Ia tak tahu sampai kapan akan selalu merasa tidak cukup untuk hal apapun.
Ia selalu mencemaskan orang lain, hal-hal disekitarnya sampai dadanya sesak dan terkadang terisak di tengah malam. Tapi sebagian dirinya yang lain merasa sama sekali tidak peduli, sampai ia tak tahu apa lagi yang harus ia lakukan selain diam.
Ia terombang-ambing di perbatasan antara cemas dan tak peduli. Lalu suatu hari pasti ada saatnya ia akan jatuh ke salah satu jurangnya, dan ia tak akan pernah tau akan terjerembab selamanya di jurang yang mana.
Ia merasa semua ini terjadi karena semua rasa cemas yang ia berikan kepada siapapun selalu berakhir sia-sia atau mungkin ia memang tak pernah benar-benar dianggap siapa-siapa.
Ia mungkin memang didesain untuk sendirian karena ketika ia mencoba untuk berlari bersama orang lain yang sedang berlari, mereka justru memilih untuk berhenti. Ia lebih merasa tenang sendirian ketika kepalanya berteriak, "Carilah teman!". Dan ketika ia menemukan mereka, giliran kepala mereka yang berteriak, "Carilah teman lain!".
Dan ketika ia butuh tempat berteduh, sekitarnya mendadak menjadi gurun gersang.

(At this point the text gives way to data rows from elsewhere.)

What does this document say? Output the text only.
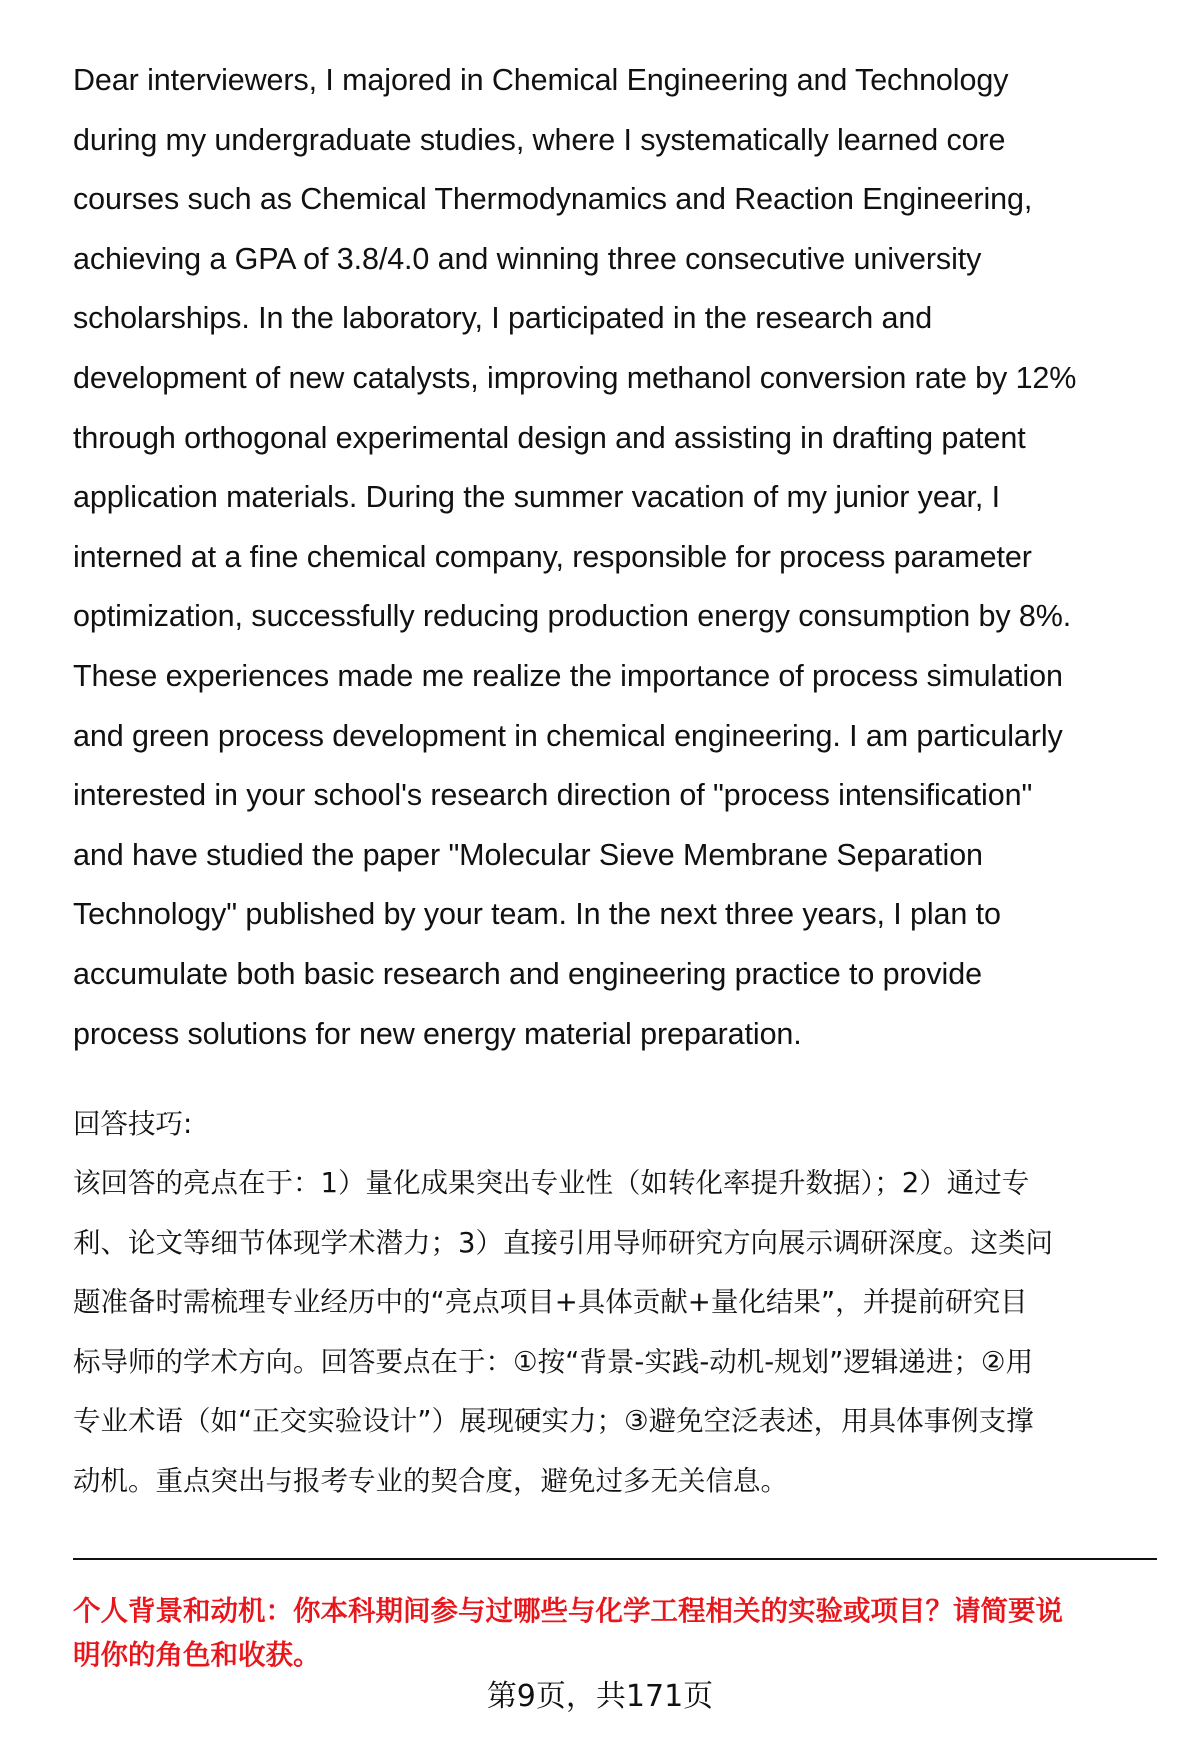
Dear interviewers, I majored in Chemical Engineering and Technology
during my undergraduate studies, where I systematically learned core
courses such as Chemical Thermodynamics and Reaction Engineering,
achieving a GPA of 3.8/4.0 and winning three consecutive university
scholarships. In the laboratory, I participated in the research and
development of new catalysts, improving methanol conversion rate by 12%
through orthogonal experimental design and assisting in drafting patent
application materials. During the summer vacation of my junior year, I
interned at a fine chemical company, responsible for process parameter
optimization, successfully reducing production energy consumption by 8%.
These experiences made me realize the importance of process simulation
and green process development in chemical engineering. I am particularly
interested in your school's research direction of "process intensification"
and have studied the paper "Molecular Sieve Membrane Separation
Technology" published by your team. In the next three years, I plan to
accumulate both basic research and engineering practice to provide
process solutions for new energy material preparation.
回答技巧:
该回答的亮点在于：1）量化成果突出专业性（如转化率提升数据）；2）通过专
利、论文等细节体现学术潜力；3）直接引用导师研究方向展示调研深度。这类问
题准备时需梳理专业经历中的“亮点项目+具体贡献+量化结果”，并提前研究目
标导师的学术方向。回答要点在于：①按“背景-实践-动机-规划”逻辑递进；②用
专业术语（如“正交实验设计”）展现硬实力；③避免空泛表述，用具体事例支撑
动机。重点突出与报考专业的契合度，避免过多无关信息。
个人背景和动机：你本科期间参与过哪些与化学工程相关的实验或项目？请简要说
明你的角色和收获。
第9页，共171页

Dan semua ini kerap muncul setiap detik di nafasnya karena ia selalu merasa ia tak pernah cukup baik untuk siapapun, bahkan untuk orangtuanya atau binatang peliharaannya sendiri.
Mungkin ia memang tidak pernah benar-benar membuat orang lain merasa bahagia, ia hanya membuat mereka tersenyum sesaat ketika ia mungkin akan mengenang semuanya sampai air matanya kering.
Mungkin ia hanya hembusan angin, ia hanya membuat mereka sejuk sesaat ketika ia bersusah payah membuat mereka mengingat dirinya selamanya.
Ia benci merasa sendirian, tapi ia selalu menarik diri ke pojok keramaian.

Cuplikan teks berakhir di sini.